Mizahın birleştiriciliğinin siyasi gündemler uğruna heba edilmemesi, mizahın silah gibi kullanılmaması gerektiği belirtilen mektupta şunlar kaydedildi:

"Bu çirkin tavrı en başından beri açıkça kınıyor ve itham ediyoruz. Tarih önünde itham ediyoruz, insanlık önünde itham ediyoruz, vicdanlar önünde itham ediyoruz. Daha fazla nefretin yayılmasını sağlamaktan başka bir şey yapmayacak bu sorumsuzluğun dünya barışına yönelik büyük bir tehdit olduğunu da hatırlatmak istiyoruz. İyi niyetli tüm ikazları daha büyük hakaretlerle karşılayan Fransız yöneticileri ve bu saldırgan nefret söylemine dur demeyerek doğrudan ve dolaylı rıza gösteren herkes ortaya çıkan vahim tablonun sorumlularıdır.

Fransa, geçmişte olduğu gibi bugün de büyük leke almak istemiyorsa, benim 122 yıl önce gösterdiğim cesareti göstermeli, ırkçılık ve nefret üreten bu bataklığın daha fazla koku üretmesine mani olmalıdır."

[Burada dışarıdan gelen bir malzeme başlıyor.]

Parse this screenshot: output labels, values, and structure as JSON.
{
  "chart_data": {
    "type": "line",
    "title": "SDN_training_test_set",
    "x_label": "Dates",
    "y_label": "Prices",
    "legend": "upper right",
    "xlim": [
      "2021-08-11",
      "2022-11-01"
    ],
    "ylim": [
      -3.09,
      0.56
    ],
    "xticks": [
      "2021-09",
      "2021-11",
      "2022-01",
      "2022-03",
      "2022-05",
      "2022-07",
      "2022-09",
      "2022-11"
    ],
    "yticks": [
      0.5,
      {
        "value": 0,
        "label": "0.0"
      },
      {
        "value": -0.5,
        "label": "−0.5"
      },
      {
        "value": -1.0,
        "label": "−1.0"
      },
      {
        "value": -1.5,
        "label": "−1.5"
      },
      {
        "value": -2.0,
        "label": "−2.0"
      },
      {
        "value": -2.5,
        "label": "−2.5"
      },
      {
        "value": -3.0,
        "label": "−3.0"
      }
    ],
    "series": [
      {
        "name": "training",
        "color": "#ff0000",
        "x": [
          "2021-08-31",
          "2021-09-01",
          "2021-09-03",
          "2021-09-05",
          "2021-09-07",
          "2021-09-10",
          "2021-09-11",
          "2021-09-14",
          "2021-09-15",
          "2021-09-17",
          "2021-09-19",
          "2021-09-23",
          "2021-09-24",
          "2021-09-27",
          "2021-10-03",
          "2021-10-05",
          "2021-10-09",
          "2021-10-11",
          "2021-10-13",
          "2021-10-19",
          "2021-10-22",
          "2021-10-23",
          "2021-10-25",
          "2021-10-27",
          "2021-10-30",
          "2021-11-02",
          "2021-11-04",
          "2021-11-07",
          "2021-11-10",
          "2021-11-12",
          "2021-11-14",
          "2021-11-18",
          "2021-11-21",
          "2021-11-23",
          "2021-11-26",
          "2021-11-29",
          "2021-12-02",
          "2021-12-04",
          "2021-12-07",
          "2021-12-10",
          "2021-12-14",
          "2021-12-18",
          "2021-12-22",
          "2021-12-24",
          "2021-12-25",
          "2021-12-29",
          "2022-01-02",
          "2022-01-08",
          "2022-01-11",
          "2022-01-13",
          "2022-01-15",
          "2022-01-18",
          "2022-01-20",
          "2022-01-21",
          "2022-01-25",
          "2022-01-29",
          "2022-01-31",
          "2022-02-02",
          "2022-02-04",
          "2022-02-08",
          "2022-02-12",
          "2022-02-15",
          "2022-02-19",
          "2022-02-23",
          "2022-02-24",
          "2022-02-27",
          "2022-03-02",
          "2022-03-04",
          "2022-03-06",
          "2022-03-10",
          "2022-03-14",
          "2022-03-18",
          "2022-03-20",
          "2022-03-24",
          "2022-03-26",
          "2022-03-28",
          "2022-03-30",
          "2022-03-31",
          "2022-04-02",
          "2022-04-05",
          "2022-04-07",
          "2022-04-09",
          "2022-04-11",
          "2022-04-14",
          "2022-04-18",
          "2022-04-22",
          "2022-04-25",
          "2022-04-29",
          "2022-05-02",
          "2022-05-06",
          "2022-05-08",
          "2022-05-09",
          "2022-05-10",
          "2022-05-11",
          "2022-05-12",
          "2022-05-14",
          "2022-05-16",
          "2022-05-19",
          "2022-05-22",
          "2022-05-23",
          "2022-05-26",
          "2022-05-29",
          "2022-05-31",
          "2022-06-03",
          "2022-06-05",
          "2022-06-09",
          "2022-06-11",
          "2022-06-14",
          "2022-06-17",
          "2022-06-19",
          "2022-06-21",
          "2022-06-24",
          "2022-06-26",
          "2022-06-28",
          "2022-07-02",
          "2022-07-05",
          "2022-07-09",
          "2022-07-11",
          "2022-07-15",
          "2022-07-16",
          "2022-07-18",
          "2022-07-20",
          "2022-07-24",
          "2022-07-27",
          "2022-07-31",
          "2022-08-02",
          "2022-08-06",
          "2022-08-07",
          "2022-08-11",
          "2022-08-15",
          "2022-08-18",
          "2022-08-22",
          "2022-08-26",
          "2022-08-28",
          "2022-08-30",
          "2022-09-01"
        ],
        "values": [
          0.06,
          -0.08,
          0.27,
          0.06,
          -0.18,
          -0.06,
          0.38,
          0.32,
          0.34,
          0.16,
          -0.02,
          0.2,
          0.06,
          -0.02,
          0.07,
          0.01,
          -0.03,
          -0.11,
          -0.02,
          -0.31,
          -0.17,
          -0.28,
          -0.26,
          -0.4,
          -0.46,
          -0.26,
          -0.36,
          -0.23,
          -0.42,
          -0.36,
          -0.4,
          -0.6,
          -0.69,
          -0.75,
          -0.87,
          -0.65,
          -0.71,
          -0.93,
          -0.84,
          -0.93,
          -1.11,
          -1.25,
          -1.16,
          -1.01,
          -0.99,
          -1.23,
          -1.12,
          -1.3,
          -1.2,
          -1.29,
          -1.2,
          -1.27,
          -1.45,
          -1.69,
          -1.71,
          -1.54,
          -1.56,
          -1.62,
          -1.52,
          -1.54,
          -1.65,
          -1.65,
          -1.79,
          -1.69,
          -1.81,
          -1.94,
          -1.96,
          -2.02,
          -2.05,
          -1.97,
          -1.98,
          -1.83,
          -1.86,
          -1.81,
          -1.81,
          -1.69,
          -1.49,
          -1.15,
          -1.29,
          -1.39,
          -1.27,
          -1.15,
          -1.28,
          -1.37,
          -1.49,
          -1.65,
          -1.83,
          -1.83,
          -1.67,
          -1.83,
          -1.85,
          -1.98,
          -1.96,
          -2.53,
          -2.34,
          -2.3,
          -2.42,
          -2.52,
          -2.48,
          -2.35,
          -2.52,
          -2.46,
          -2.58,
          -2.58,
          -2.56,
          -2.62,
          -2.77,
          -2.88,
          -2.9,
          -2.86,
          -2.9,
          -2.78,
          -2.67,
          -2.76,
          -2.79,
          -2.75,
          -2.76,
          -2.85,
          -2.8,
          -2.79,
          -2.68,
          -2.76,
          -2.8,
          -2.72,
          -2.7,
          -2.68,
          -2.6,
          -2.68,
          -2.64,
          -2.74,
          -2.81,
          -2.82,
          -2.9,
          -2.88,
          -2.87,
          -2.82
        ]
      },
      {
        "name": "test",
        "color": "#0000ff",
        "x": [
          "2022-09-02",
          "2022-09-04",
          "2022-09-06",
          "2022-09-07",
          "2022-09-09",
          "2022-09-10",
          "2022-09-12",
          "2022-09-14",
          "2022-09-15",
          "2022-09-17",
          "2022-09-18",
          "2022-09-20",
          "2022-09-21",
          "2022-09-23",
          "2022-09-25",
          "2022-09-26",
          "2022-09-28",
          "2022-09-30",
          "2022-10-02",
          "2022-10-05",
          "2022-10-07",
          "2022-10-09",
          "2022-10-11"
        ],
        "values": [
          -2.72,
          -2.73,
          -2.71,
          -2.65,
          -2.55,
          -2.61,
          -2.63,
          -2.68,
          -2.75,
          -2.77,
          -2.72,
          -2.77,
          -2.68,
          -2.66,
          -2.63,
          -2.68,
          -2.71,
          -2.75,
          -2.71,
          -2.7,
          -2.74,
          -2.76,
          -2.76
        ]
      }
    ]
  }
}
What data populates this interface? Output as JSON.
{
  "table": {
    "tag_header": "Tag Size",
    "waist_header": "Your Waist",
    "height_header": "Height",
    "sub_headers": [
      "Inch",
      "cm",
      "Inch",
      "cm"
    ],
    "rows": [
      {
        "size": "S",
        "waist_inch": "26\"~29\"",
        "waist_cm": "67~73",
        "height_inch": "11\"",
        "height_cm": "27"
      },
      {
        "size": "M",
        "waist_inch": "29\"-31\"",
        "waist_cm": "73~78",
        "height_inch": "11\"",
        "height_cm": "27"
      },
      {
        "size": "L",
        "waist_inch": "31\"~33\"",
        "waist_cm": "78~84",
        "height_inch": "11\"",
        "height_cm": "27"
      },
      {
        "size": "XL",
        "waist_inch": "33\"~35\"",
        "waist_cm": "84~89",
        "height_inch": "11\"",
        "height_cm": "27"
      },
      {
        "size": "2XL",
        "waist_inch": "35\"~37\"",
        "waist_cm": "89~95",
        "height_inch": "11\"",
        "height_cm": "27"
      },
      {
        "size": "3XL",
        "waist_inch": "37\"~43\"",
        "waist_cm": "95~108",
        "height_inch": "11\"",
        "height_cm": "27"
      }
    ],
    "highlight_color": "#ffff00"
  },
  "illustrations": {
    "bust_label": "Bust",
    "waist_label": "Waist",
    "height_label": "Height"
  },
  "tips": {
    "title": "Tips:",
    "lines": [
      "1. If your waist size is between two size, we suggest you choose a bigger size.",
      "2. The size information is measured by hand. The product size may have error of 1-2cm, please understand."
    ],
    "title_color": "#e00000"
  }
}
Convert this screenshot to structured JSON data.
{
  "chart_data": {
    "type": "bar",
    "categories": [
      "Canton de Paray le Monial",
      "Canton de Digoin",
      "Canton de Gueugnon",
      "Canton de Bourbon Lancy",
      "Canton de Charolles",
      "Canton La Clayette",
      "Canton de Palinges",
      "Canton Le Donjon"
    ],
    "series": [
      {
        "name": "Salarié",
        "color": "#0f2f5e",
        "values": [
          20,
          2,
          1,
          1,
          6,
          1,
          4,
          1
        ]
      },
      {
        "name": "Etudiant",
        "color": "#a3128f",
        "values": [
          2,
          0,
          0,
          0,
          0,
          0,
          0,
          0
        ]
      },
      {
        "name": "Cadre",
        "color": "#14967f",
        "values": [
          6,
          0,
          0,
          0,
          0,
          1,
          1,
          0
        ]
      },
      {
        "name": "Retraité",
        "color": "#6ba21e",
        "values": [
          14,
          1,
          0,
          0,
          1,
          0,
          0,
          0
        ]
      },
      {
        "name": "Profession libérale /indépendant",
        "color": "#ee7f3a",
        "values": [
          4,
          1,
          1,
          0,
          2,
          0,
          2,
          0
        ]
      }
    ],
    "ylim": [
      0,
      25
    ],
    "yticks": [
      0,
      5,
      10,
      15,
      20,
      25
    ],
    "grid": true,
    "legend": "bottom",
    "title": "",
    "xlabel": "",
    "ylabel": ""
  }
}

Mektupta, "basın özgürlüğünün, inançları tahkir etmenin aracı olamayacağı" vurgulanarak, şöyle denildi:

"Dün Yahudilere, bugünse Müslümanlara yönelen bu nefret dalgasının Fransa'nın sahip olduğunu iddia ettiği değerleri yok etmesinden önce harekete geçmek zorundasınız. Recep Tayyip Erdoğan'a yöneltilen hakaretin asıl hedefinin kim olduğunu hepimiz biliyoruz. Asıl hedef İslam'dır. Buna, çirkin nefret söylemine direnme sorumluluğu Fransa'nın hırstan gözü dönmüş siyasetçilerine bırakılmayacak kadar değerlidir. Bu sorumluluk insanlık onurunu ayaklar altına almayacak, insanları dini inançlarına göre sınıflandırmayacak, ayrımcılık gütmeyecek tüm Fransızların omuzlarında yükselmelidir. Bu tarihi günde sessiz kalan ve nefretin yayılmasına aracılık eden herkesi suçun ortağı olmakla itham ediyorum."